These tools will no longer be maintained as of December 31, 2024. Archived website can be found here. PubMed4Hh GitHub repository can be found here. Contact NLM Customer Service if you have questions.


PUBMED FOR HANDHELDS

Search MEDLINE/PubMed


  • Title: Myocardial protection: efficacy of a novel magnesium-based cardioplegia (RS-C) compared to St Thomas' Hospital cardioplegic solution.
    Author: Maruyama Y, Chambers DJ.
    Journal: Interact Cardiovasc Thorac Surg; 2008 Oct; 7(5):745-9. PubMed ID: 18550603.
    Abstract:
    Cardiac surgery patients now tend to be sicker with more severe disease; consequently, improved protection is important. We compared St Thomas' Hospital solution (STH2: hyperkalaemia and hypermagnesaemia) to a hypermagnesaemia-alone cardioplegia (RS-C) based on a novel non-phosphate buffered crystalloid solution (AqixRS-I). Isolated Langendorff-perfused rat hearts were used (function measured). Initial studies established optimal magnesium concentration as 25 mmol/l (LVDP recovery after 50 min at 37 degrees C global ischaemia (GI) for 16, 25, 35, 50 mmol/l magnesium vs. STH2 was 48+/-3, 50+/-2, 50+/-3, 30+/-3 and 51+/-2%, respectively).

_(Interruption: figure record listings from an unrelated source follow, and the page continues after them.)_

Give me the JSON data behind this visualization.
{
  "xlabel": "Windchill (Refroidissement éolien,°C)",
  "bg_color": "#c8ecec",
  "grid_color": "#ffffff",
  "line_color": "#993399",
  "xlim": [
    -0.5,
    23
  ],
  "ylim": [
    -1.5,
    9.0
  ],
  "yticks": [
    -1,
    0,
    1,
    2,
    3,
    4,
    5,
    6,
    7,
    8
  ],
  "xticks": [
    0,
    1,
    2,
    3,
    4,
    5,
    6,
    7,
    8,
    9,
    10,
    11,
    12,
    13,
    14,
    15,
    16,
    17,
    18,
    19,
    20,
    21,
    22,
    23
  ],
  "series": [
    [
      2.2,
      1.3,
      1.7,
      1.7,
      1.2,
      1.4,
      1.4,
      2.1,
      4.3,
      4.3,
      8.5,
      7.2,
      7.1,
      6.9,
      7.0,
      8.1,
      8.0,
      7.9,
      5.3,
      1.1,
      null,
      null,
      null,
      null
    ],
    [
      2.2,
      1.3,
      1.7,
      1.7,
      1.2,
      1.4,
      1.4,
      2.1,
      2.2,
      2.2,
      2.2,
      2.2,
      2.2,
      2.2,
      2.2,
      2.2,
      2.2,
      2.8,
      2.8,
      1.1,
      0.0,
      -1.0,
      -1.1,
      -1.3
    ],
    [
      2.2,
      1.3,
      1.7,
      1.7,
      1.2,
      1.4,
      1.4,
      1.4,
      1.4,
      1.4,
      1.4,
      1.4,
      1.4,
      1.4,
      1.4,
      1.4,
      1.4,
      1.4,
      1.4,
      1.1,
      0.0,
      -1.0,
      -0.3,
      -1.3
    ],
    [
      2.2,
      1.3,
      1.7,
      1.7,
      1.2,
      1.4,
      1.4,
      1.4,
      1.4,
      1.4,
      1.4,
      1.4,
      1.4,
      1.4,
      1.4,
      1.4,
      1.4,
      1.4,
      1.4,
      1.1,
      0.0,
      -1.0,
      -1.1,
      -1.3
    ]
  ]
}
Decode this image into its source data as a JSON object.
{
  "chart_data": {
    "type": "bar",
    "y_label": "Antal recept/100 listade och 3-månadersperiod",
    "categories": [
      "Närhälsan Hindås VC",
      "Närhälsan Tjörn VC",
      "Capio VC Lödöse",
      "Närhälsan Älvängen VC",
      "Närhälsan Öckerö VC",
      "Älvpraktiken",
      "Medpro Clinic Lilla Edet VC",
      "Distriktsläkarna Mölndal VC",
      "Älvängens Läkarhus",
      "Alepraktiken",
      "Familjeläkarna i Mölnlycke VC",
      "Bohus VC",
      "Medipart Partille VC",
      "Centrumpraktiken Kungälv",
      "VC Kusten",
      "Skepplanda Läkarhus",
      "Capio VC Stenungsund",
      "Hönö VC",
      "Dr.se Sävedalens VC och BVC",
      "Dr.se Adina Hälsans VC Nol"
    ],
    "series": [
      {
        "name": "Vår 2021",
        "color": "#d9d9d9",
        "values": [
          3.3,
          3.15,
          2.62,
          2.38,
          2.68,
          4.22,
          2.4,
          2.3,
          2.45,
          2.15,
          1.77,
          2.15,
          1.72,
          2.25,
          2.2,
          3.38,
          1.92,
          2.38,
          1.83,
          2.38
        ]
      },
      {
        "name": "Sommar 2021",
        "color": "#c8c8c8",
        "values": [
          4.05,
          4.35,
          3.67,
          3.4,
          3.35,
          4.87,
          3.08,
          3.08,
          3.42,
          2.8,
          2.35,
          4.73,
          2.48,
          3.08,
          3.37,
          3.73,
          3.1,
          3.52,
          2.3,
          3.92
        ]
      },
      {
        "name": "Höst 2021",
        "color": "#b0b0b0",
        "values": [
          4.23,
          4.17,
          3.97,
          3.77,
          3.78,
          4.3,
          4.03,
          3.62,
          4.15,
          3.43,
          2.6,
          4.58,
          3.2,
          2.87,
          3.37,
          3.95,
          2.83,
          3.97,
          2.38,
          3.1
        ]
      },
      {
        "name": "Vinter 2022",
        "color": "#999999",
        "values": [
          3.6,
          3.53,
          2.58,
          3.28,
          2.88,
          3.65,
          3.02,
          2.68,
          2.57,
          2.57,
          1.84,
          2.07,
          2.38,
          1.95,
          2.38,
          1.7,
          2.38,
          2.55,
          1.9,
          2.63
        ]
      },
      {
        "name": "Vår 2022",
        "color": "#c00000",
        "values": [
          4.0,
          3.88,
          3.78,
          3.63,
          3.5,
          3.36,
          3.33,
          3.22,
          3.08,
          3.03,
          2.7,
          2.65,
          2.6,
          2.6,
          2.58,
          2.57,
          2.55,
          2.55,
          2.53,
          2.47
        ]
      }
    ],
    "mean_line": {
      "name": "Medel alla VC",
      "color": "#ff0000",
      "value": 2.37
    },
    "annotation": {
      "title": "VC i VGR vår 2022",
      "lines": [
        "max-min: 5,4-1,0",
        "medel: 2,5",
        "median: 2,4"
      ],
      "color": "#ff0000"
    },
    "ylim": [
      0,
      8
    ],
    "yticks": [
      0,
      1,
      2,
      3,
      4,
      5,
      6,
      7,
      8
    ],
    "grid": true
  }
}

Contracture-related measurements (onset time, peak) for 25 mmol/l RS-C (32+/-1 min, 35+/-1 mmHg) compared favourable (P<0.05) to STH2 (26+/-1 min, 43+/-2 mmHg). LVDP recovery after a single 2-min cardioplegic infusion (with RS-C-25 or STH2) and 20, 30, 40 or 50 min GI was higher for RS-C-25 than STH2 after 20 min GI (81+/-1% vs. 74+/-1%; [P<0.05]) but similar at other GI durations. Subsequent multi-infusion studies (60 min GI, 3x2 min infusions every 20 min) demonstrated significantly improved recovery with RS-C-25 vs. STH2 (LVDP: 73+/-2%, 44+/-1% [P<0.001]; LVEDP: 9+/-2 mmHg, 45+/-2 mmHg [P<0.001]). We conclude that single RS-C infusion with optimal 25 mmol/l magnesium improved protection after short (20 min) GI durations, or after multi-infusions during prolonged (60 min) GI durations. Magnesium-based cardioplegia may be a useful alternative to hyperkalaemic cardioplegia under certain specific conditions.